I ran across a piece adapted and carried across AP about a recent Turkish movie which demonizes Americans.
In the most expensive Turkish film ever made, American soldiers in Iraq gatecrash a wedding and shoot a little boy in front of his mother.
They kill dozens of innocent people with random machine gun fire, shoot the groom in the head and drag those left alive to Iraq's Abu Ghraib prison, where a Jewish doctor cuts out their organs, which he sells to rich people in New York, London and Tel Aviv.
Valley of the Wolves: Iraq, starring Hollywood actor Billy Zane as an American army officer, feeds off the increasingly negative feelings many Turks harbour toward their longtime NATO allies - the Americans.
Keep in mind that Bush has pressured the EU to accept Turkey's application for entrance, and has done so consistently for years, a stance which has provoked complaints from France.
Anti-Americanism aside, there is something more deeply disturbing to the Turkish movie. It feeds into existing receptivity for antisemitism and conspiracy theory in Arab media.
Heard the truth about Saddam Hussein? He's a CIA agent, whose invasion of Kuwait in 1990 was intended to provide a pretext for crushing Iraq, the Arab country most threatening to Israel. And Monica Lewinsky? A Jewess guided by Israel to create a sex scandal for President Clinton, who was pressuring Israel to accept a Palestinian state.
Such accounts should be immediately dismissed as ludicrous, anti-Semitic fabrications. Not in much of the Arab world, however. From Rabat to Baghdad, these and similar tales are widely accepted as fact among the poorly educated populace as well as by many officials, diplomats, academics, journalists and others who should know better.
While the rest of the world is busy trying to understand how best to deal with extremism of all kinds — whether from Muslims or xenophobic Westerners — many Arabs seem locked in a never-never land where conspiracy theories, usually featuring a sinister Jewish hand and scarcely a scrap of evidence, neatly explain everything there is to know about a complex world. The West has its share of people who believe in kooky ideas, of course, but in the Middle East they are not on the loony fringe...

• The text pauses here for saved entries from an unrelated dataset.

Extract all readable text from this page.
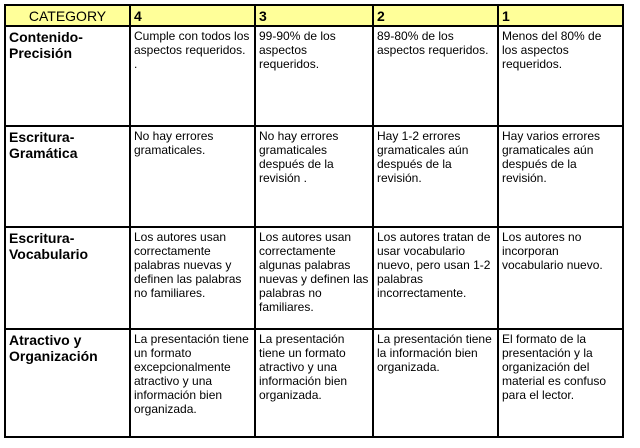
CATEGORY	4	3	2	1
Contenido-Precisión	Cumple con todos los aspectos requeridos. .	99-90% de los aspectos requeridos.	89-80% de los aspectos requeridos.	Menos del 80% de los aspectos requeridos.
Escritura-Gramática	No hay errores gramaticales.	No hay errores gramaticales después de la revisión .	Hay 1-2 errores gramaticales aún después de la revisión.	Hay varios errores gramaticales aún después de la revisión.
Escritura-Vocabulario	Los autores usan correctamente palabras nuevas y definen las palabras no familiares.	Los autores usan correctamente algunas palabras nuevas y definen las palabras no familiares.	Los autores tratan de usar vocabulario nuevo, pero usan 1-2 palabras incorrectamente.	Los autores no incorporan vocabulario nuevo.
Atractivo y Organización	La presentación tiene un formato excepcionalmente atractivo y una información bien organizada.	La presentación tiene un formato atractivo y una información bien organizada.	La presentación tiene la información bien organizada.	El formato de la presentación y la organización del material es confuso para el lector.
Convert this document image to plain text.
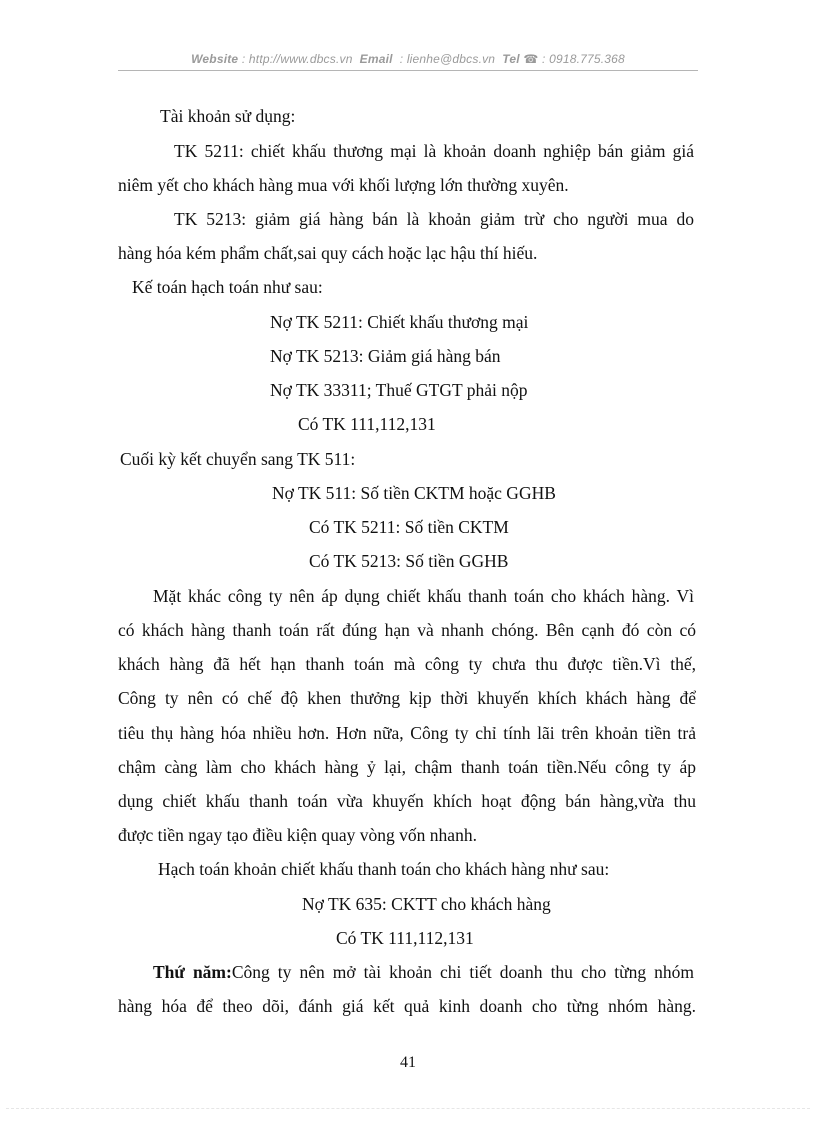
Website : http://www.dbcs.vn Email : lienhe@dbcs.vn Tel ☎ : 0918.775.368
Tài khoản sử dụng:
TK 5211: chiết khấu thương mại là khoản doanh nghiệp bán giảm giá
niêm yết cho khách hàng mua với khối lượng lớn thường xuyên.
TK 5213: giảm giá hàng bán là khoản giảm trừ cho người mua do
hàng hóa kém phẩm chất,sai quy cách hoặc lạc hậu thí hiếu.
Kế toán hạch toán như sau:
Nợ TK 5211: Chiết khấu thương mại
Nợ TK 5213: Giảm giá hàng bán
Nợ TK 33311; Thuế GTGT phải nộp
Có TK 111,112,131
Cuối kỳ kết chuyển sang TK 511:
Nợ TK 511: Số tiền CKTM hoặc GGHB
Có TK 5211: Số tiền CKTM
Có TK 5213: Số tiền GGHB
Mặt khác công ty nên áp dụng chiết khấu thanh toán cho khách hàng. Vì
có khách hàng thanh toán rất đúng hạn và nhanh chóng. Bên cạnh đó còn có
khách hàng đã hết hạn thanh toán mà công ty chưa thu được tiền.Vì thế,
Công ty nên có chế độ khen thưởng kịp thời khuyến khích khách hàng để
tiêu thụ hàng hóa nhiều hơn. Hơn nữa, Công ty chỉ tính lãi trên khoản tiền trả
chậm càng làm cho khách hàng ỷ lại, chậm thanh toán tiền.Nếu công ty áp
dụng chiết khấu thanh toán vừa khuyến khích hoạt động bán hàng,vừa thu
được tiền ngay tạo điều kiện quay vòng vốn nhanh.
Hạch toán khoản chiết khấu thanh toán cho khách hàng như sau:
Nợ TK 635: CKTT cho khách hàng
Có TK 111,112,131
Thứ năm:Công ty nên mở tài khoản chi tiết doanh thu cho từng nhóm
hàng hóa để theo dõi, đánh giá kết quả kinh doanh cho từng nhóm hàng.
41
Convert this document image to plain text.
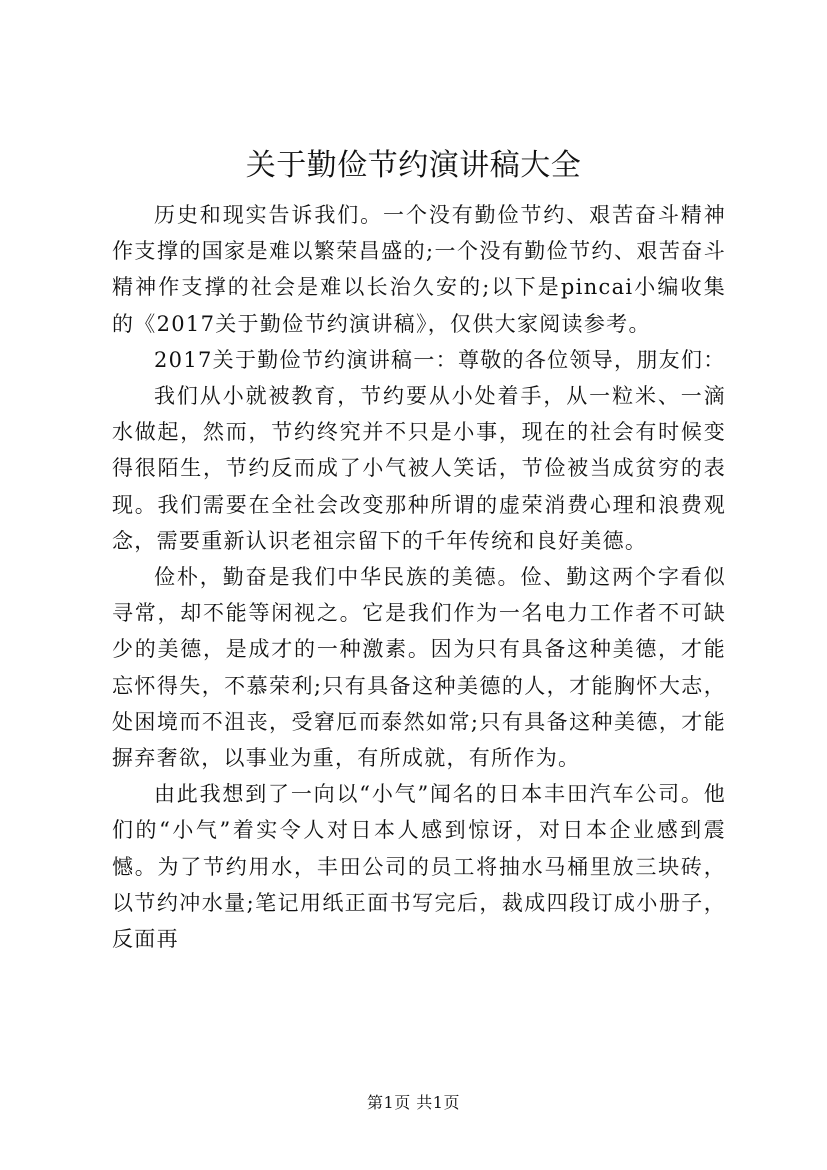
关于勤俭节约演讲稿大全

历史和现实告诉我们。一个没有勤俭节约、艰苦奋斗精神作支撑的国家是难以繁荣昌盛的;一个没有勤俭节约、艰苦奋斗精神作支撑的社会是难以长治久安的;以下是pincai小编收集的《2017关于勤俭节约演讲稿》，仅供大家阅读参考。

2017关于勤俭节约演讲稿一：尊敬的各位领导，朋友们：

我们从小就被教育，节约要从小处着手，从一粒米、一滴水做起，然而，节约终究并不只是小事，现在的社会有时候变得很陌生，节约反而成了小气被人笑话，节俭被当成贫穷的表现。我们需要在全社会改变那种所谓的虚荣消费心理和浪费观念，需要重新认识老祖宗留下的千年传统和良好美德。

俭朴，勤奋是我们中华民族的美德。俭、勤这两个字看似寻常，却不能等闲视之。它是我们作为一名电力工作者不可缺少的美德，是成才的一种激素。因为只有具备这种美德，才能忘怀得失，不慕荣利;只有具备这种美德的人，才能胸怀大志，处困境而不沮丧，受窘厄而泰然如常;只有具备这种美德，才能摒弃奢欲，以事业为重，有所成就，有所作为。

由此我想到了一向以“小气”闻名的日本丰田汽车公司。他们的“小气”着实令人对日本人感到惊讶，对日本企业感到震憾。为了节约用水，丰田公司的员工将抽水马桶里放三块砖，以节约冲水量;笔记用纸正面书写完后，裁成四段订成小册子，反面再

第1页 共1页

While not all Arab conspiracy theories involve Jews, a disturbing upsurge in anti-Semitism is nonetheless apparent. It shows itself not only in tabloid media, but in the naked hatred against Jews displayed in mainstream government-controlled newspapers. Last week, Al Akhbar, Egypt's second-largest daily, reported that Israelis were removing the organs of Palestinians killed in recent fighting and providing them to Jews in need of transplants.
Compare that with the role of the Jewish-American doctor in the movie. The role is blatantly antisemitic, yet this was not commented on directly in the Western media report. It would appear the being anti-American is the bigger offense.
I had to turn a report in India's New Kerala to learn that the role was that of a Jewish-American doctor, not a Jewish doctor and am presuming that this is accurate.
Gary Busey appears in the film as a Jewish-American doctor who carries out organ transplants on unwitting Iraqi casualties, sending the organs off to Israel and the United States.
Curiously, London is left out of that report as a destination site for organs. It is interesting to note the differing slants in reporting.